Souris-Moose Mountain MP Ed Komarnicki says that in the past year, the Conservative government has focused on its No. 1 priority, the economy, by introducing the 2012 Economic Action Plan, which included two budget implementation bills.
“The plan is working,” he said in a press release. “Since July of 2009 when the global recession hit, over 820,000 net new jobs were created, the best growth record of all G7 economies, with 90 per cent of these new jobs being private sector-created full-time positions, and more than two-thirds in high wage industries.”
Challenges remain in the global economy, and particularly in the United States and Europe, he said. Much has been said of the American fiscal cliff, which many hope will be resolved, and the sovereign debt and banking crisis in the Euro area, which have the potential to fuel another global downturn.
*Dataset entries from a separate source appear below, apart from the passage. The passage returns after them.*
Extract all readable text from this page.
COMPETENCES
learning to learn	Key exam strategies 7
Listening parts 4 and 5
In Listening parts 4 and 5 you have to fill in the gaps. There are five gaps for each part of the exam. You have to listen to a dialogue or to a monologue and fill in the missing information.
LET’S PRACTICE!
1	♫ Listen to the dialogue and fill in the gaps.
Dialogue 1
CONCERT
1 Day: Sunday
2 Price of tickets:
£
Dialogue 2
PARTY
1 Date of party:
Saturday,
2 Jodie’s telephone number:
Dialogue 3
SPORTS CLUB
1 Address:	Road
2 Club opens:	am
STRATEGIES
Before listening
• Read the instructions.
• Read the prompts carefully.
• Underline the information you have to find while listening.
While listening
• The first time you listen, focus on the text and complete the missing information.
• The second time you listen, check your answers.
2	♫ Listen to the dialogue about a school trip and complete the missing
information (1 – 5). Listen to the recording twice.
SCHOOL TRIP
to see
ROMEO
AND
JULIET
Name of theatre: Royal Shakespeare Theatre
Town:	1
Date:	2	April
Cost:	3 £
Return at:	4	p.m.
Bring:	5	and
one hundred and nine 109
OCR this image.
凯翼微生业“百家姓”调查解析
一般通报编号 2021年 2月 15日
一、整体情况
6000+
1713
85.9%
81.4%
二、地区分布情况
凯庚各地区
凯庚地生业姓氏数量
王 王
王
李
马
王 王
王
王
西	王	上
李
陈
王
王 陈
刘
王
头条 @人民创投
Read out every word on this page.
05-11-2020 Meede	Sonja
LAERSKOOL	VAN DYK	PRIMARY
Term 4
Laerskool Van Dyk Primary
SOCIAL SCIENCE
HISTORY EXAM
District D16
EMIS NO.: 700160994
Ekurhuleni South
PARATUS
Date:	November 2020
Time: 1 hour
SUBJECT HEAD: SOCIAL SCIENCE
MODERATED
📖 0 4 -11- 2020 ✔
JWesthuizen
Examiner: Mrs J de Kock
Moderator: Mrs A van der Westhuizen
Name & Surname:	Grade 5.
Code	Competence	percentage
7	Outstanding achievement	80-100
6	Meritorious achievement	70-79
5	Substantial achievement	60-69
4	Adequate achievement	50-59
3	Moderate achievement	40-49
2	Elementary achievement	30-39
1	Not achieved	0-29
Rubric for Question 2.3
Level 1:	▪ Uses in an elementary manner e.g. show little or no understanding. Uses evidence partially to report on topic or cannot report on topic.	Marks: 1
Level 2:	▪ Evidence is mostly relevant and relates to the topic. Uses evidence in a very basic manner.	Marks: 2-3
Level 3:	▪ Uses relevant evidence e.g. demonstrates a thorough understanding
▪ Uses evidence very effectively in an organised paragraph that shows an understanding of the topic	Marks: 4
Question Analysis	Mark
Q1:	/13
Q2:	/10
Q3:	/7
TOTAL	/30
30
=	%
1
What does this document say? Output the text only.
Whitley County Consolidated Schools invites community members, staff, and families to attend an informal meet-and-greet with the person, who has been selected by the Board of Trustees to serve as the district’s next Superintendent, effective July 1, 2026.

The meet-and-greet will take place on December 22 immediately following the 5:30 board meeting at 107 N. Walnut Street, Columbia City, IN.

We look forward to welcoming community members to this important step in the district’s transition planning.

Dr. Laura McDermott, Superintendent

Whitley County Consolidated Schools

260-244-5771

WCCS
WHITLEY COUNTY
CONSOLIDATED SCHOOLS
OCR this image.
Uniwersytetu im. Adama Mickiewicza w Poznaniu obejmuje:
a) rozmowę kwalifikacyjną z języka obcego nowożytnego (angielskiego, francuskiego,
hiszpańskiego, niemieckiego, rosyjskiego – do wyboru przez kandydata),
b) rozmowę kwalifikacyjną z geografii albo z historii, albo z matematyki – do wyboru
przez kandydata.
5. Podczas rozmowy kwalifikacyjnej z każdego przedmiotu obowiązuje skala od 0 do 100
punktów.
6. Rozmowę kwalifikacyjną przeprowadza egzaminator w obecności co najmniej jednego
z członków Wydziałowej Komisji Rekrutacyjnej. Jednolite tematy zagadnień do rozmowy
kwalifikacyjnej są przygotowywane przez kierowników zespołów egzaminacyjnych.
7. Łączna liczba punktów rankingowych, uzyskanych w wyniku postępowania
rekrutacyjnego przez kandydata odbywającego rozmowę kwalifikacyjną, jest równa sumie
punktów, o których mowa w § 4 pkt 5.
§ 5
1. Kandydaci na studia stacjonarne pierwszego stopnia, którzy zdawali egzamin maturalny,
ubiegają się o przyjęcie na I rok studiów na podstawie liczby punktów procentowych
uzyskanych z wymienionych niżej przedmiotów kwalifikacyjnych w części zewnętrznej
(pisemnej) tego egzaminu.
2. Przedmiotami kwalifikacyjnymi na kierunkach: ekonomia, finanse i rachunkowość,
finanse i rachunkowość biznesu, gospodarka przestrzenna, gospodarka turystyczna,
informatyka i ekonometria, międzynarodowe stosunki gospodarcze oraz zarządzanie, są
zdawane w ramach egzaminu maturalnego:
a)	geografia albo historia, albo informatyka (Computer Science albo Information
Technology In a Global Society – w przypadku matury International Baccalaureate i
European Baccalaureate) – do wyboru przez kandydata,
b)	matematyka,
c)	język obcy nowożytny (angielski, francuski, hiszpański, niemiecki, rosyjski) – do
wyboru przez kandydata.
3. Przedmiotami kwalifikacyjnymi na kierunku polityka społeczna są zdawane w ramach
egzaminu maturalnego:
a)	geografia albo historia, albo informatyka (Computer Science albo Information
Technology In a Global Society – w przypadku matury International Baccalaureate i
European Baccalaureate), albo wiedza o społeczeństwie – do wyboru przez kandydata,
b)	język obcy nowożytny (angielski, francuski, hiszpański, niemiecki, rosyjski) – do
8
Komarnicki believes there appears to be more downsides than upsides, with respect to the economy, at least in the short-term.
He expects that the government will continue to seek foreign trade deals and attract foreign investment, subject to ensuring that the foreign investment is of net benefit to Canada, and that national security interests are respected.
He believes a number of particular steps have been taken throughout the year to ensure continued economic growth and deficit reduction, including:
*Cutting government expenses, moving pension plans for MP’s, senators and public servants to a 50/50 cost sharing basis and changing the age of retirement to 65 for all MP’s, senators and newly hired public servants.
*Making changes to the Canada Grain Act, which remove certain Canadian Grain Commission services that are no longer required, and allow the Canadian Grain Commission to focus on its core objectives.
*Reducing regulatory burdens by moving to a one project, one environmental review model.
*Replacing the Navigable Waters Protection Act, a perennial thorn in the side of local rural municipalities and landowners who were seeking to make developments near or on waterways with the new Navigation Protection Act. This new act will remove the federal oversight requirement for projects affecting waterways other than 100 listed lakes and oceans and 62 listed rivers.
*Increasing the Tax-Free Savings Account Contribution limit by $500, to a total of $5,500 per year.
*Introducing legislation that expedites refugee reviews from Designated Countries of Origin from an average of 1,038 days to 171 days.
*Improving Canadian food safety by announcing $51.2 million dollars of additional funding over the next two years to the Canadian Food Inspection Agency, the Public Health Agency of Canada and Health Canada.
*Passing the First Nations Financial Transparency Act, which will disclose the salaries and expenses of band chiefs and councillors.
*Ending the Canadian Wheat Board’s Monopoly and finally bringing marketing freedom back to Western Canadian Grain farmers.
The government also delivered on a longstanding promise to end the long-gun registry, which he said needlessly targeted law abiding gun owners, farmers and hunters, instead of focusing on real crime.